Somehow I could never choke it out over supper, tell him what I'd been doing that day, how I was trying. Three weeks later, I started having horrible nightmares of miscarriage. Every night I would jerk awake, paralysed, sure that there was blood everywhere. I started sleeping in the spare bedroom (partially for distance-related morning sickness reasons, admittedly). My doula listened with worry in her eyes to my dreams. I bungled another attempt to talk to my partner.

We had a horrible fight, accusations flying everywhere. I wasn't open, I didn't want to be pregnant, neither of us was taking things the way we should, my not wanting to tell everyone until I'd passed 12 weeks was just cowardly, on and on. The neighbours must have thought banshees had arrived. We went to bed with bruised feelings all around.

At three-thirty in the morning, I woke up in the worst pain I'd ever experienced. I stumbled downstairs and hunted for my PMT analgesics, lay on the cold floor of the bath in a near stupor. Forty-five minutes later, the pain was less, there was no blood. I went back upstairs, he hardly stirred. At six, I woke again. Worse than before. This time I managed to get downstairs, but no further. Holding on to the door frame of the spare room, I felt my legs turn to water; my vision swam and I was on the floor.

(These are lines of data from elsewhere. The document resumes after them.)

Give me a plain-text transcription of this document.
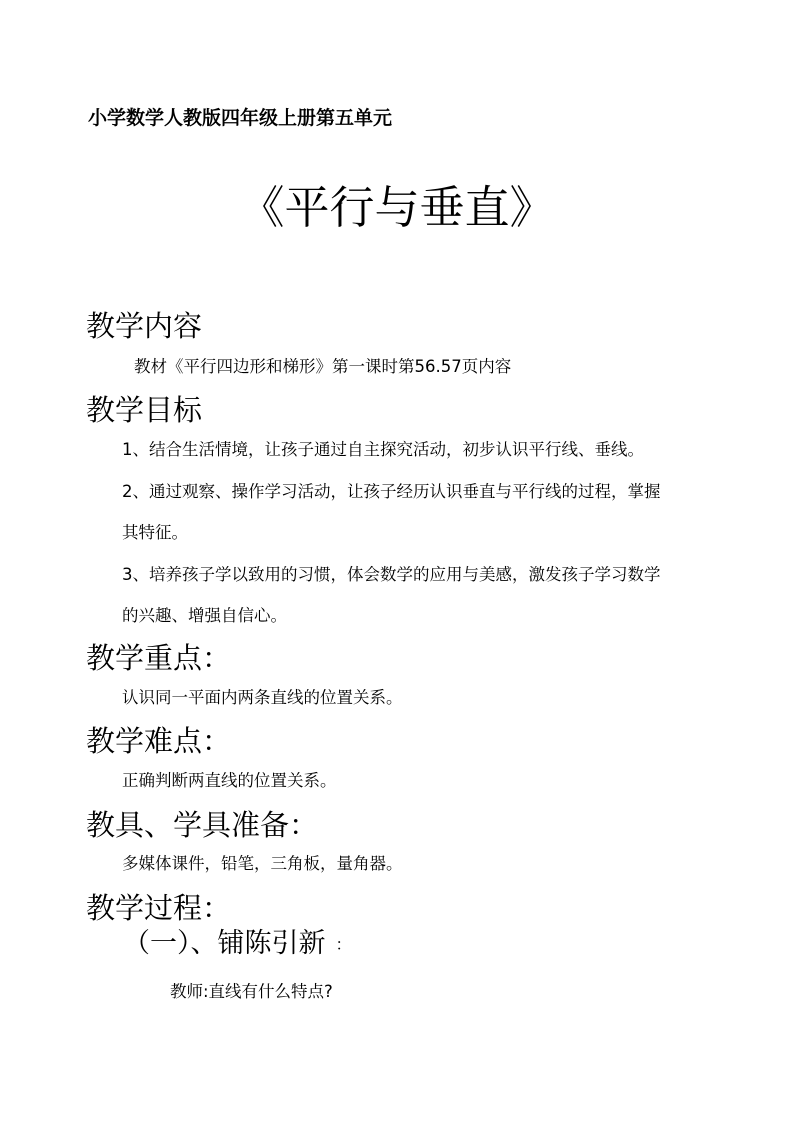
小学数学人教版四年级上册第五单元
《平行与垂直》
教学内容
教材《平行四边形和梯形》第一课时第56.57页内容
教学目标
1、结合生活情境，让孩子通过自主探究活动，初步认识平行线、垂线。
2、通过观察、操作学习活动，让孩子经历认识垂直与平行线的过程，掌握
其特征。
3、培养孩子学以致用的习惯，体会数学的应用与美感，激发孩子学习数学
的兴趣、增强自信心。
教学重点：
认识同一平面内两条直线的位置关系。
教学难点：
正确判断两直线的位置关系。
教具、学具准备：
多媒体课件，铅笔，三角板，量角器。
教学过程：
（一）、铺陈引新 ：
教师:直线有什么特点?
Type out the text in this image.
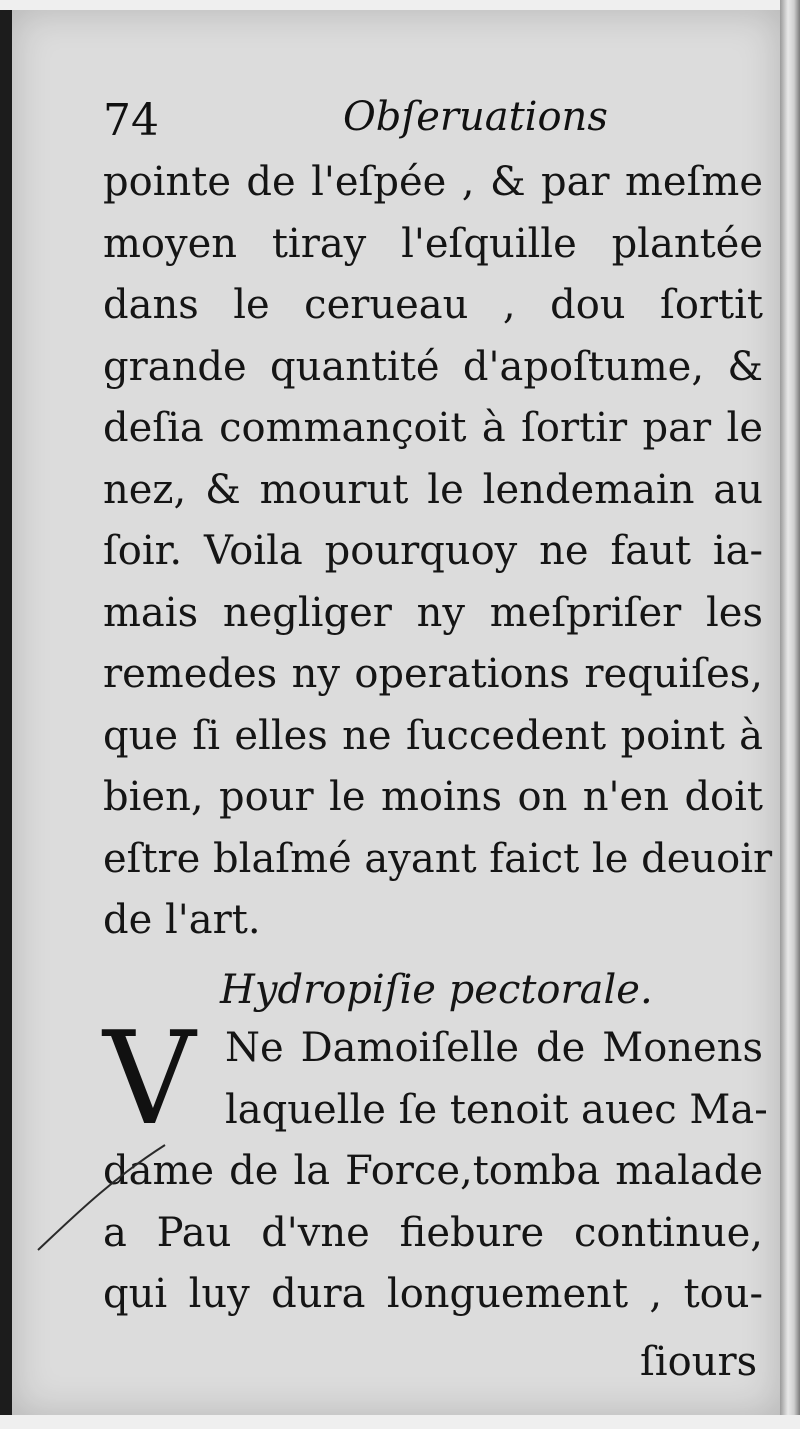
74	Obſeruations
pointe de l'eſpée , & par meſme
moyen tiray l'eſquille plantée
dans le cerueau , dou ſortit
grande quantité d'apoſtume, &
deſia commançoit à ſortir par le
nez, & mourut le lendemain au
ſoir. Voila pourquoy ne faut ia-
mais negliger ny meſpriſer les
remedes ny operations requiſes,
que ſi elles ne ſuccedent point à
bien, pour le moins on n'en doit
eſtre blaſmé ayant faict le deuoir
de l'art.
Hydropiſie pectorale.
V Ne Damoiſelle de Monens
laquelle ſe tenoit auec Ma-
dame de la Force,tomba malade
a Pau d'vne fiebure continue,
qui luy dura longuement , tou-
ſiours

I thought I was yelling loudly for F, but in reality I must have sounded very feeble indeed. I thought I heard him answer, but he didn't come. Later he told me he had heard nothing, but I thought he was punishing me for our fight, thinking I was being dramatic. I was still there when he came down in the morning. An emergency appointment with the GP had us thrown in a taxi to the local hospital. A day of waiting, needles, ultrasounds, silence.

Still we could not talk. Never in my life had I not been in a hospital alone, and I had always wanted to have had someone with me. I had the opportunity to have a small dream come true in the midst of a nightmare, but I dropped the ball. I couldn't include him the way he needed to be included, too many years of being intensely private kicked in. The whole day passed in that nebulous place between sleep and awake, where you are in yourself but can also seem to watch, standing aside.

Watched as we drifted further and further apart, saw the threads that connected us, connected me to my baby stretch ... stretch ... snap.

Any further and I would have been severely ill. As it is, I have the chance to continue my dreams as they existed before, but they no longer seem so sweet.